From: The New York Times
Born to Be Conned
The New York Times:
THERE’S an adage you hear most any time you mention con artists: You can’t cheat an honest man. It’s a comforting defense against vulnerability, but is it actually true?
No, as it turns out; honesty has precious little to do with it. Equally blameless is greed, at least in the traditional sense. What matters instead is greed of a different sort: a deep need to believe in a version of the world where everything really is for the best — at least when it comes to us.

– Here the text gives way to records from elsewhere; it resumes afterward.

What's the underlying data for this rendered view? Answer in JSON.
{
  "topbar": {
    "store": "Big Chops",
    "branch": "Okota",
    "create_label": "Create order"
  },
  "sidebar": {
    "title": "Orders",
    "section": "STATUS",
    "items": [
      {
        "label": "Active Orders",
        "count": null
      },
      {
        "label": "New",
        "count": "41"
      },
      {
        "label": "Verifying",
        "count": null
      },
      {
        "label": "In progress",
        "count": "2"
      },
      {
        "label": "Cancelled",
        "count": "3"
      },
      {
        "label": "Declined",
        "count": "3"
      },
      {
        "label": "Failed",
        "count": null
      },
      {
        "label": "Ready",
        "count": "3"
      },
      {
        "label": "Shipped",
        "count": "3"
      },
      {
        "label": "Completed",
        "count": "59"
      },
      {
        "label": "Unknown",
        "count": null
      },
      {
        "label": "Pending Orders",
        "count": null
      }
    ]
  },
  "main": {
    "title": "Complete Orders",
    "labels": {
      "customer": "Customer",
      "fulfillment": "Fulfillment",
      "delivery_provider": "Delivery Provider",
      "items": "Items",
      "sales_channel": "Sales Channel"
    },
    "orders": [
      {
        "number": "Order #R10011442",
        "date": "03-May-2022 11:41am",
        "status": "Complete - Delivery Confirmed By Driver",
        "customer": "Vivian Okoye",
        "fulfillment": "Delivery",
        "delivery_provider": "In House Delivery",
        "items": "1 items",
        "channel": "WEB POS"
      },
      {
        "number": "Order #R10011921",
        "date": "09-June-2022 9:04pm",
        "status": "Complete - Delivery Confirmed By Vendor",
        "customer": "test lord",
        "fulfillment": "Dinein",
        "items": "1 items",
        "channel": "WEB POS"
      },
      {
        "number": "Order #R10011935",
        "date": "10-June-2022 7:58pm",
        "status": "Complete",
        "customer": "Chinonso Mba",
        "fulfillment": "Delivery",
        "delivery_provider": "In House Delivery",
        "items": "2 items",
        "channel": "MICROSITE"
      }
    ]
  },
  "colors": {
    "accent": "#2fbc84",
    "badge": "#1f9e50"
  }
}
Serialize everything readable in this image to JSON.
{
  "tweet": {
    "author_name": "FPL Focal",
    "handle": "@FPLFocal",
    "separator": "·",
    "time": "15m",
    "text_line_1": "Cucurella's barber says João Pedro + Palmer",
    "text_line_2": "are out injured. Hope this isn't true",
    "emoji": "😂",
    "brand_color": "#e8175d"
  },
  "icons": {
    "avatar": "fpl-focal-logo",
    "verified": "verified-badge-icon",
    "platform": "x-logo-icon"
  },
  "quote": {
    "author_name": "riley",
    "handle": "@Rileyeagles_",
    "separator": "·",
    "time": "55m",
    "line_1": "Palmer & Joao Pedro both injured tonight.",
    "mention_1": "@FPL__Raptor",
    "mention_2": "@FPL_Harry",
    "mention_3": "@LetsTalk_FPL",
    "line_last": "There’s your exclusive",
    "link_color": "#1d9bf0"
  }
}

Robin Lloyd wasn’t looking to get rich. She was just a poor college student who thought she’d finally caught a break. It was 1982, and Ms. Lloyd was making her first trip to New York City. On Day 1 she fell for what, to a hardened New Yorker, would seem impossible: a game of three-card monte. On a Broadway sidewalk, a loud man behind a cardboard box was doing something at lightning speed with three playing cards, telling the crowd to “follow the lady.” Guess where she went correctly, and you could easily double your cash.
…
Delroy L. Paulhus, a psychologist at the University of British Columbia who specializes in what have come to be known as the dark triad traits (narcissism, Machiavellianism and psychopathy), suggests that “Machiavellian” is a better descriptor for what con artists do than “psychopath.”